The president had been asked by the New Republic's Franklin Foer in an interview published Jan. 27 if he'd ever fired a gun. "Yes, in fact, up at Camp David, we do skeet shooting all the time," Obama had said.

That comment sent gun rights advocates, the press and the general public searching for evidence.

Carney was asked by the press for photographic evidence, but none initially was provided.

And Rep. Marsha Blackburn, R-Tenn., asked to shoot skeet with the president, but the White House did not respond.

Complicating things for the White House, the president made the skeet shooting statement while pressing Congress and the public to support gun control measures following December's shooting at Sandy Hook Elementary School in Newtown, Conn., which made it seem, some felt, like a PR move.
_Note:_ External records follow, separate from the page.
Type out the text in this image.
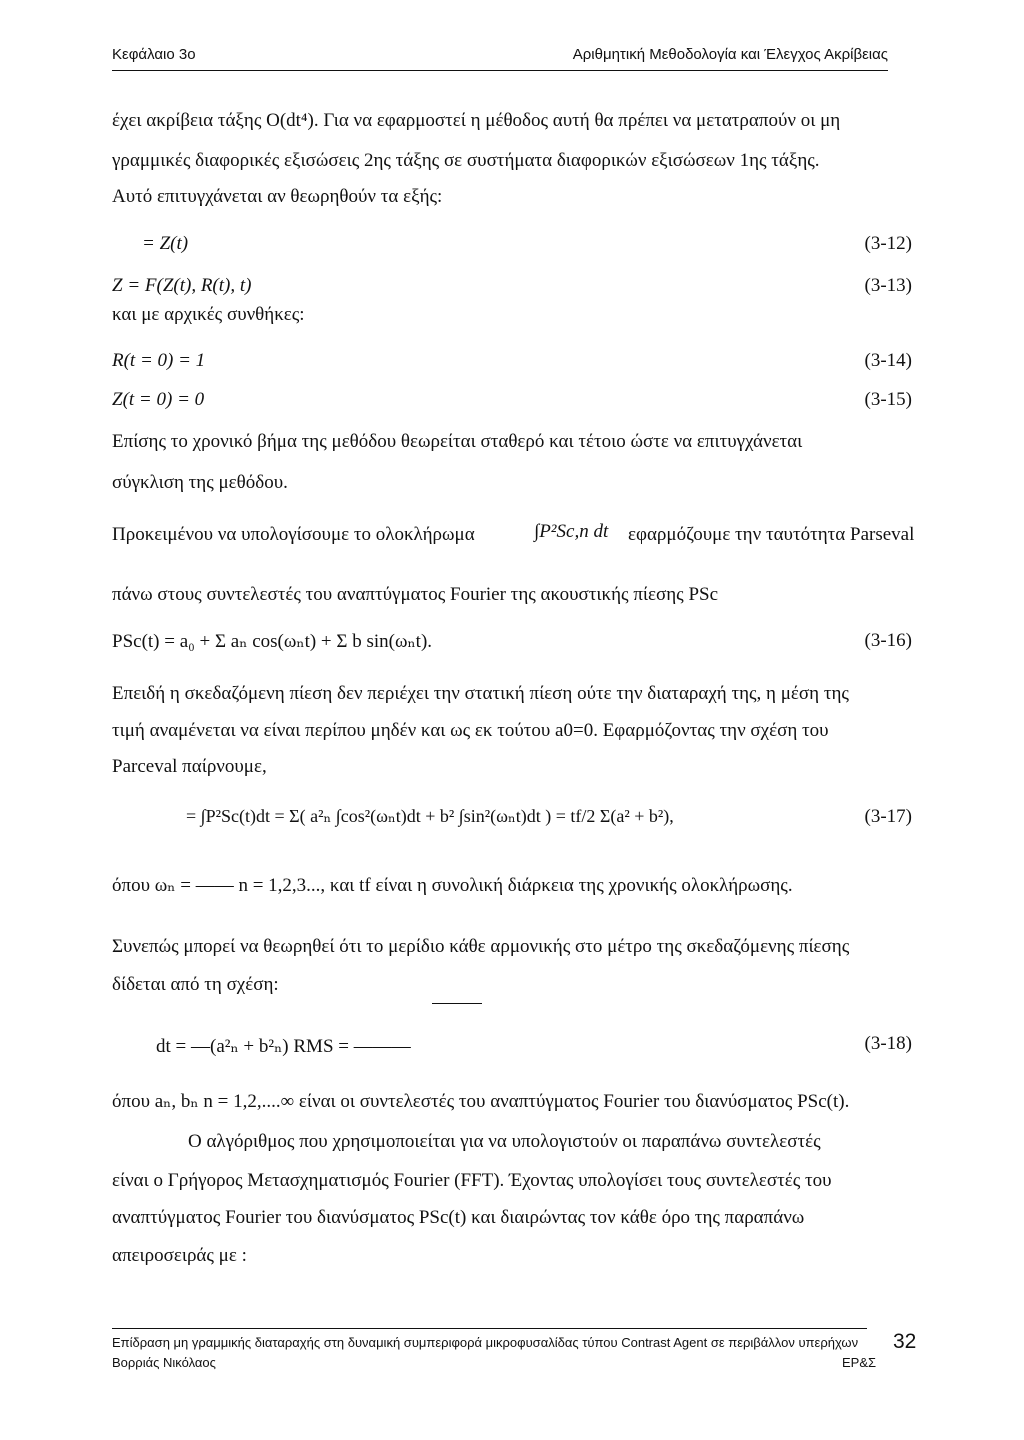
Κεφάλαιο 3ο	Αριθμητική Μεθοδολογία και Έλεγχος Ακρίβειας
έχει ακρίβεια τάξης O(dt⁴). Για να εφαρμοστεί η μέθοδος αυτή θα πρέπει να μετατραπούν οι μη
γραμμικές διαφορικές εξισώσεις 2ης τάξης σε συστήματα διαφορικών εξισώσεων 1ης τάξης.
Αυτό επιτυγχάνεται αν θεωρηθούν τα εξής:
= Z(t)	(3-12)
Z = F(Z(t), R(t), t)	(3-13)
και με αρχικές συνθήκες:
R(t = 0) = 1	(3-14)
Z(t = 0) = 0	(3-15)
Επίσης το χρονικό βήμα της μεθόδου θεωρείται σταθερό και τέτοιο ώστε να επιτυγχάνεται
σύγκλιση της μεθόδου.
Προκειμένου να υπολογίσουμε το ολοκλήρωμα	∫P²Sc,n dt εφαρμόζουμε την ταυτότητα Parseval
πάνω στους συντελεστές του αναπτύγματος Fourier της ακουστικής πίεσης PSc
PSc(t) = a₀ + Σ aₙ cos(ωₙt) + Σ b sin(ωₙt).	(3-16)
Επειδή η σκεδαζόμενη πίεση δεν περιέχει την στατική πίεση ούτε την διαταραχή της, η μέση της
τιμή αναμένεται να είναι περίπου μηδέν και ως εκ τούτου a0=0. Εφαρμόζοντας την σχέση του
Parceval παίρνουμε,
= ∫P²Sc(t)dt = Σ( a²ₙ ∫cos²(ωₙt)dt + b² ∫sin²(ωₙt)dt ) = tf/2 Σ(a² + b²),	(3-17)
όπου ωₙ = —— n = 1,2,3..., και tf είναι η συνολική διάρκεια της χρονικής ολοκλήρωσης.
Συνεπώς μπορεί να θεωρηθεί ότι το μερίδιο κάθε αρμονικής στο μέτρο της σκεδαζόμενης πίεσης
δίδεται από τη σχέση:
dt = —(a²ₙ + b²ₙ) RMS = ———	(3-18)
όπου aₙ, bₙ n = 1,2,....∞ είναι οι συντελεστές του αναπτύγματος Fourier του διανύσματος PSc(t).
Ο αλγόριθμος που χρησιμοποιείται για να υπολογιστούν οι παραπάνω συντελεστές
είναι ο Γρήγορος Μετασχηματισμός Fourier (FFT). Έχοντας υπολογίσει τους συντελεστές του
αναπτύγματος Fourier του διανύσματος PSc(t) και διαιρώντας τον κάθε όρο της παραπάνω
απειροσειράς με :
Επίδραση μη γραμμικής διαταραχής στη δυναμική συμπεριφορά μικροφυσαλίδας τύπου Contrast Agent σε περιβάλλον υπερήχων
Βορριάς Νικόλαος	ΕΡ&Σ
32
And on Monday, former senior Obama adviser David Axelrod added to the criticism, saying the White House should have put an end to "Skeet Gate" sooner.

“They should have put the picture out earlier. I don’t know why they waited five days to put that out,” Axelrod said on MSNBC’s “Morning Joe.” “Because it just rekindled the whole story.”

Carney stressed Monday that the president's personal time spent with friends and family at Camp David is not publicized.

"I think he has gotten better" at skeet shooting, Carney said after failing to confirm whether the president shoots skeet or trap. He added that the president has never claimed to have grown up "a hunter."